Survey: Americans Underestimate Role of Oil, Gas in Meeting Demand

A new survey finds that while Americans now recognize that the US will need more energy in the coming years, they continue to underestimate the amount of oil and natural gas that will be needed to meet that demand. The poll, conducted for the American Petroleum Institute (API) by Harris Interactive, also shows that Americans overestimate the role that renewable energy sources like solar and wind power will play in meeting future demand. ..……. According to the poll results, Americans understand that US energy demand will increase during the next 20 years, but they discount the role that fossil fuels like oil, natural gas and coal will play in meeting demand.

While the federal government’s Energy Information Administration (EIA) projects that US energy demand will increase 9% during the next 20 years, only 5% of survey’s respondents chose the correct answer. The majority overestimated this number, believing that US demand would increase 16% to 21%. When asked what percentage of global energy demand will be met by fossil fuels according to government projections, only 10% of respondents gave the correct answer of 85%. Americans understand fundamentally that we need more energy to grow our economy but they continue to undervalue oil and natural gas in meeting expected demand.

The EIA projects that more than 55% of US energy demand in 2030 will be met by oil and natural gas, but only 16% of respondents correctly recognized this. Those surveyed also overestimate the amount of oil and natural gas supplied to the US by the Persian Gulf countries and underestimate the amount that is supplied from North America.

According to the US Department of Energy (DOE), 12% of the oil consumed last year in the US came from the Persian Gulf countries. However, more than 40% of the poll’s respondents believed that over 30% of US supplies came from the Gulf. More than 50% of respondents believed that Saudi Arabia was the largest US supplier of imported crude oil, when in fact Canada is the top supplier.
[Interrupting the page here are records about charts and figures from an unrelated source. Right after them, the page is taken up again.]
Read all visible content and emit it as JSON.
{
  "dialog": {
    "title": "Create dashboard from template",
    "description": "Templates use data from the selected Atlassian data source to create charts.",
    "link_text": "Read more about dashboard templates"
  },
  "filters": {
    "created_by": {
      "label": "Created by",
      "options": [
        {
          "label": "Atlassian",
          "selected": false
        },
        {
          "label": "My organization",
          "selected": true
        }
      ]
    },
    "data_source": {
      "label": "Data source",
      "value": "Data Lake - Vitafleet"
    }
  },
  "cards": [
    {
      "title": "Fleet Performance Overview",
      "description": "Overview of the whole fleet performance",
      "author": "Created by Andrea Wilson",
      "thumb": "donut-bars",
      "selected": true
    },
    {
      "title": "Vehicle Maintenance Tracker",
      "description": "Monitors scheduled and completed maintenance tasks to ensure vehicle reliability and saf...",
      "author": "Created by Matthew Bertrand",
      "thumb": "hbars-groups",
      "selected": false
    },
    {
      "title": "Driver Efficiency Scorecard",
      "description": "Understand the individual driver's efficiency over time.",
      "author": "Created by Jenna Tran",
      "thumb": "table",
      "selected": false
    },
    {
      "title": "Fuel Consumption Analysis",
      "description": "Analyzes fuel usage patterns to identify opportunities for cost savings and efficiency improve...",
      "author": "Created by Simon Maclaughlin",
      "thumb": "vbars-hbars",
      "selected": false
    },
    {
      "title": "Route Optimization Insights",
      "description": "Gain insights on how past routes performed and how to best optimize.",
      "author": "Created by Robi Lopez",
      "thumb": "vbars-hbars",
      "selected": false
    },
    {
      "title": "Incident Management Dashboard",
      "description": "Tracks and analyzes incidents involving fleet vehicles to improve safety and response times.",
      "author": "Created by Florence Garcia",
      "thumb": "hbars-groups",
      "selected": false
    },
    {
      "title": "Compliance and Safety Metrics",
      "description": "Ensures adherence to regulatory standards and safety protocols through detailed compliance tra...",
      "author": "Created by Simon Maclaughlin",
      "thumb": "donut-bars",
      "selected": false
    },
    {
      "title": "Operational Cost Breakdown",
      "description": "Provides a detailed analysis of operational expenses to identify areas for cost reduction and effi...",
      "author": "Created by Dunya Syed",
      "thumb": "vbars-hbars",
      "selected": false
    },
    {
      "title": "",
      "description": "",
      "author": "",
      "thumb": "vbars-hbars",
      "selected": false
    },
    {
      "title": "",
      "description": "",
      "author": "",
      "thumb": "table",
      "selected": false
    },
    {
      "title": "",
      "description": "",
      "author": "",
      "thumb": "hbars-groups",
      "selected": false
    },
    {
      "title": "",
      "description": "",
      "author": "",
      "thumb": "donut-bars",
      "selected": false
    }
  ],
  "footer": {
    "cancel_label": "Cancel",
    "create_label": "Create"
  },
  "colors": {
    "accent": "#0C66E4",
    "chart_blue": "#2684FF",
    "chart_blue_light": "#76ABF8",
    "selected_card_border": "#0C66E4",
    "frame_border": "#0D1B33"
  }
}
>>>>>>>>>>>>>>>>>>>>>>>>>>>>>>>>

Our public servants have done a tremendous disservice during this debate. It is clear that the American public wants to believe there is a silver bullet answer to our energy challenges, despite what are pretty clear facts. Those on one side of this issue would have you believe that alternative energy sources are the solutions. This just serves to feed common misperceptions regarding how the energy industry operates and how we’ll generate the energy we’ll need to meet future expanding needs.

Wednesday, July 1, 2009

Now, that’s Inconvenient…..





Well, this is an interesting one. Seems like our open and inclusive Administration is acting more like a 60’s era Republican administration……… Looks like the EPA has allegedly suppressed an internal report that questioned the science behind global warming.
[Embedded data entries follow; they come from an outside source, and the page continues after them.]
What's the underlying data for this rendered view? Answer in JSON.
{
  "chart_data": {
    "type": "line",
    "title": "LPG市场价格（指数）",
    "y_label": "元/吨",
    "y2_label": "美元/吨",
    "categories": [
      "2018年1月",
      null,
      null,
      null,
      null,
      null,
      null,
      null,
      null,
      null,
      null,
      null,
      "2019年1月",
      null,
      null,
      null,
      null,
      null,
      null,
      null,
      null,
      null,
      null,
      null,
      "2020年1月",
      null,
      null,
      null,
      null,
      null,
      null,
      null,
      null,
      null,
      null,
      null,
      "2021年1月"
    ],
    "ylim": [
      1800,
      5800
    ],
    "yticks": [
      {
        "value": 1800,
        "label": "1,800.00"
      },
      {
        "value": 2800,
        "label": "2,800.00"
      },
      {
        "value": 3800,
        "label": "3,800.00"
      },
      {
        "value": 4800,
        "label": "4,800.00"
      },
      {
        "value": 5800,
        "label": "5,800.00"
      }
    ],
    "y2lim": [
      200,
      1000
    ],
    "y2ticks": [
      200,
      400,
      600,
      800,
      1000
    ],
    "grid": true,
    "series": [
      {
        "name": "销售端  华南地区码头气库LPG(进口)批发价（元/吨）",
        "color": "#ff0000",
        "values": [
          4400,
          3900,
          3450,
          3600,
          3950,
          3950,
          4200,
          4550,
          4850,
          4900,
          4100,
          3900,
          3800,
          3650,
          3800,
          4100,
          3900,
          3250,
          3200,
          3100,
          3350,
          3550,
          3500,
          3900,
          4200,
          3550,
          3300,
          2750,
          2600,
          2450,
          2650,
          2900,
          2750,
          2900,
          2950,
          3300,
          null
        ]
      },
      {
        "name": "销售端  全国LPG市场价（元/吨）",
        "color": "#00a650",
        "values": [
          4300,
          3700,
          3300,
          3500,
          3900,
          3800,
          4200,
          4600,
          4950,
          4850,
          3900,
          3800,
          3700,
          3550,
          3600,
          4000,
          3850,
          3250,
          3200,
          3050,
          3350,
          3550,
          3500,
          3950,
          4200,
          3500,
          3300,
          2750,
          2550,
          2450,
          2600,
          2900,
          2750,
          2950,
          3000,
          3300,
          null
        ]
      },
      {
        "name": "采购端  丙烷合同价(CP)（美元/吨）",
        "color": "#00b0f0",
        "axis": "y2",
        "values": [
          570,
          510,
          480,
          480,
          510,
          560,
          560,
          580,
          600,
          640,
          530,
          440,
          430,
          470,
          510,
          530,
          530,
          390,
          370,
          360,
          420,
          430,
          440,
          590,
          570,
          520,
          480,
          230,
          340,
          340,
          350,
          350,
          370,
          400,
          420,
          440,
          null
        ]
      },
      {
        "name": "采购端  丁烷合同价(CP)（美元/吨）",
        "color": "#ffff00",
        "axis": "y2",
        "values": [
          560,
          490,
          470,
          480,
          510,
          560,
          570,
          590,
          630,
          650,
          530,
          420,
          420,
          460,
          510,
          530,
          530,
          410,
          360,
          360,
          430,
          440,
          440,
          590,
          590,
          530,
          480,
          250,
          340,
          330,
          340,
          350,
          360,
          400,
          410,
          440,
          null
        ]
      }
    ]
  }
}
The 98-page report, co-authored by EPA analyst Alan Carlin, pushed back on the prospect of regulating gases like carbon dioxide as a way to reduce global warming. Carlin's report argued that the information the EPA was using was out of date, and that even as atmospheric carbon dioxide levels have increased, global temperatures have declined.
According to internal e-mails that have been made public by the Competitive Enterprise Institute, Carlin's boss told him in March that his material would not be incorporated into a broader EPA finding and ordered Carlin to stop working on the climate change issue. The draft EPA finding released in April lists six greenhouse gases, including carbon dioxide, that the EPA says threaten public health and welfare.

Specifically, the report noted that global temperatures were on a downward trend over the past 11 years, that scientists do not necessarily believe that storms will become more frequent or more intense due to global warming, and that the theory that temperatures will cause Greenland ice to rapidly melt has been "greatly diminished."

This surely happened at an inconvenient time for the EPA and the Administration. Looks like science will be decided at the presedential level, along with types and colors of car seat upholstry.